THE EFFECTS OF SOLAR-POWERED MIXERS ON THE THERMAL AND OXYGEN STRATIFICATION IN TWO SOUTHEASTERN US RESERVOIRS

Harmful algal blooms (HABs) have been increasing over the last 50 years due to anthropogenic nutrient enrichment and increasing temperatures. HABs can impact lake ecosystem function, leading to ecological, economic, and societal impacts. One HAB control method is the use of solar-powered mixers, which decrease the stability of reservoirs thermal stratification by increasing turnover intensity. We aim to determine the impact of mixers on the timing of thermal stratification and thermocline and oxycline depth by comparing two similar warm monomictic reservoirs in central Georgia – Lake Varner (LV), which utilizes mixers, and Hard Labor Creek Reservoir (HLCR), which does not. From Jan. 2020 – Dec. 2021, temperature data loggers were deployed at 1-meter increments along a 10-meter-deep array in each reservoir. Dissolved oxygen (DO) measurements were also recorded monthly.

The presence of mixers did not appear to impact the onset of stratification in the spring, as both reservoirs had near identical dates for the development of a thermocline and each reservoir’s thermocline first appeared at the same depth in both years. However, in the autumn of both years, the thermocline eroded a month earlier in LV, where mixers are present, compared to HLCR. As the slope of the thermal gradient across the metalimnion decreases prior to overturn in the fall, the thermocline’s ability to act as a barrier to mixing reduces. While the depth of the solar mixer intakes is unchanged, the removal of the thermal barrier may allow water from deeper in the water column to begin moving upward towards the mixer intakes. When colder deep water is pumped to the lake’s surface, the turnover process is accelerated.

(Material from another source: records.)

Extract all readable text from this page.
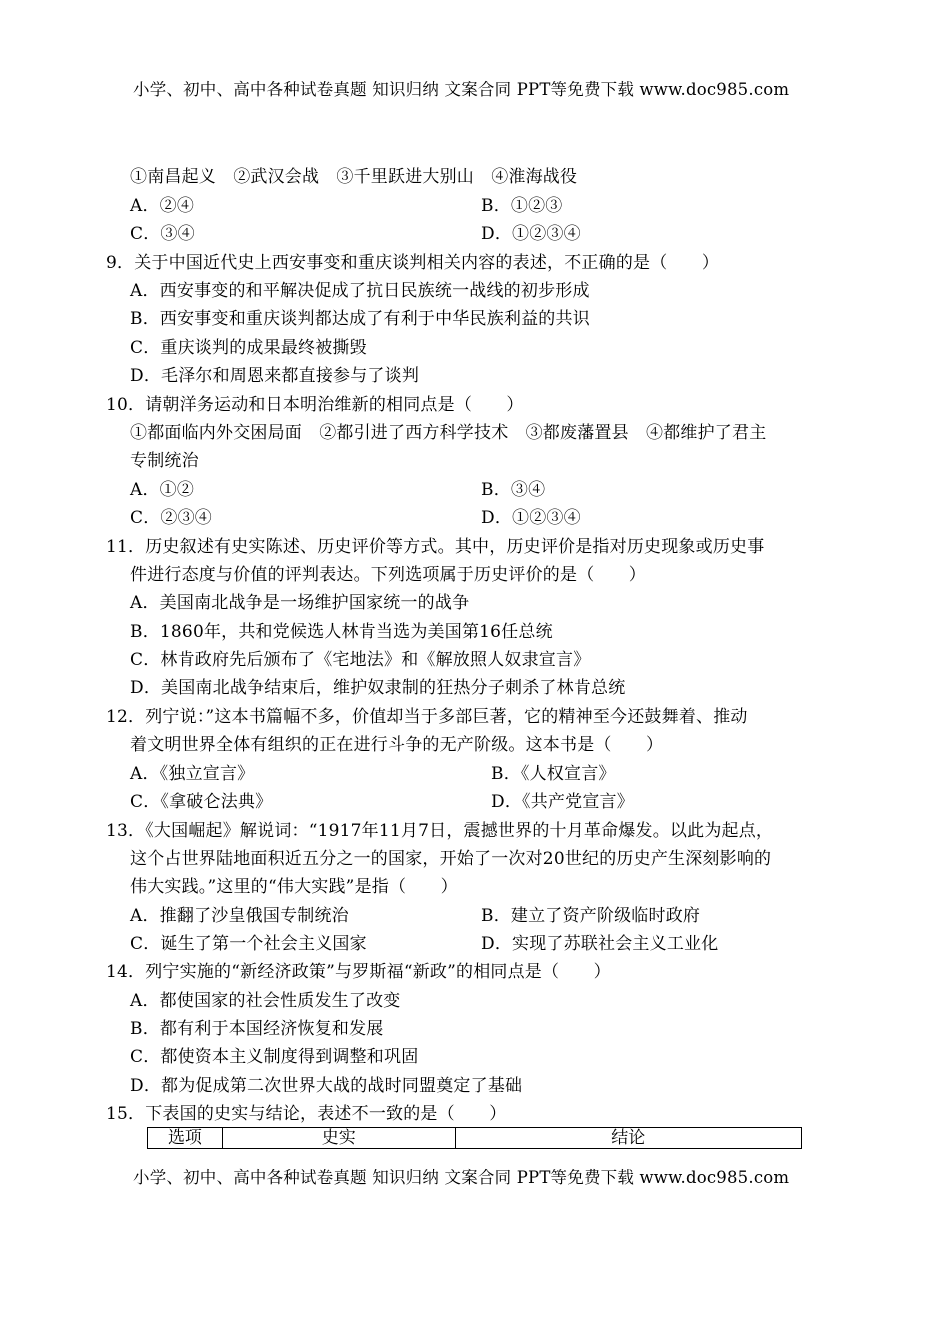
小学、初中、高中各种试卷真题 知识归纳 文案合同 PPT等免费下载 www.doc985.com
①南昌起义　②武汉会战　③千里跃进大别山　④淮海战役
A．②④	B．①②③
C．③④	D．①②③④
9．关于中国近代史上西安事变和重庆谈判相关内容的表述，不正确的是（　　）
A．西安事变的和平解决促成了抗日民族统一战线的初步形成
B．西安事变和重庆谈判都达成了有利于中华民族利益的共识
C．重庆谈判的成果最终被撕毁
D．毛泽尔和周恩来都直接参与了谈判
10．请朝洋务运动和日本明治维新的相同点是（　　）
①都面临内外交困局面　②都引进了西方科学技术　③都废藩置县　④都维护了君主
专制统治
A．①②	B．③④
C．②③④	D．①②③④
11．历史叙述有史实陈述、历史评价等方式。其中，历史评价是指对历史现象或历史事
件进行态度与价值的评判表达。下列选项属于历史评价的是（　　）
A．美国南北战争是一场维护国家统一的战争
B．1860年，共和党候选人林肯当选为美国第16任总统
C．林肯政府先后颁布了《宅地法》和《解放照人奴隶宣言》
D．美国南北战争结束后，维护奴隶制的狂热分子刺杀了林肯总统
12．列宁说：”这本书篇幅不多，价值却当于多部巨著，它的精神至今还鼓舞着、推动
着文明世界全体有组织的正在进行斗争的无产阶级。这本书是（　　）
A．《独立宣言》	B．《人权宣言》
C．《拿破仑法典》	D．《共产党宣言》
13．《大国崛起》解说词：“1917年11月7日，震撼世界的十月革命爆发。以此为起点，
这个占世界陆地面积近五分之一的国家，开始了一次对20世纪的历史产生深刻影响的
伟大实践。”这里的“伟大实践”是指（　　）
A．推翻了沙皇俄国专制统治	B．建立了资产阶级临时政府
C．诞生了第一个社会主义国家	D．实现了苏联社会主义工业化
14．列宁实施的“新经济政策”与罗斯福“新政”的相同点是（　　）
A．都使国家的社会性质发生了改变
B．都有利于本国经济恢复和发展
C．都使资本主义制度得到调整和巩固
D．都为促成第二次世界大战的战时同盟奠定了基础
15．下表国的史实与结论，表述不一致的是（　　）
选项	史实	结论
小学、初中、高中各种试卷真题 知识归纳 文案合同 PPT等免费下载 www.doc985.com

Both reservoirs had similar oxygen profiles during stratification, but in LV, DO levels increased more quickly in autumn compared to HLCR during both years. The earlier disappearance of the thermocline allows the oxygen to begin mixing earlier, which allows for oxygen levels to increase earlier. However, it is also possible that the biome of LV, affected by both the older age of the reservoir and the presence of the mixers, may impact rates of photosynthesis and, in turn, DO. These findings suggest the impact of epilimnetic mixers on full lake thermal and oxygen processes are minimal, with only minor changes observed during fall turnover.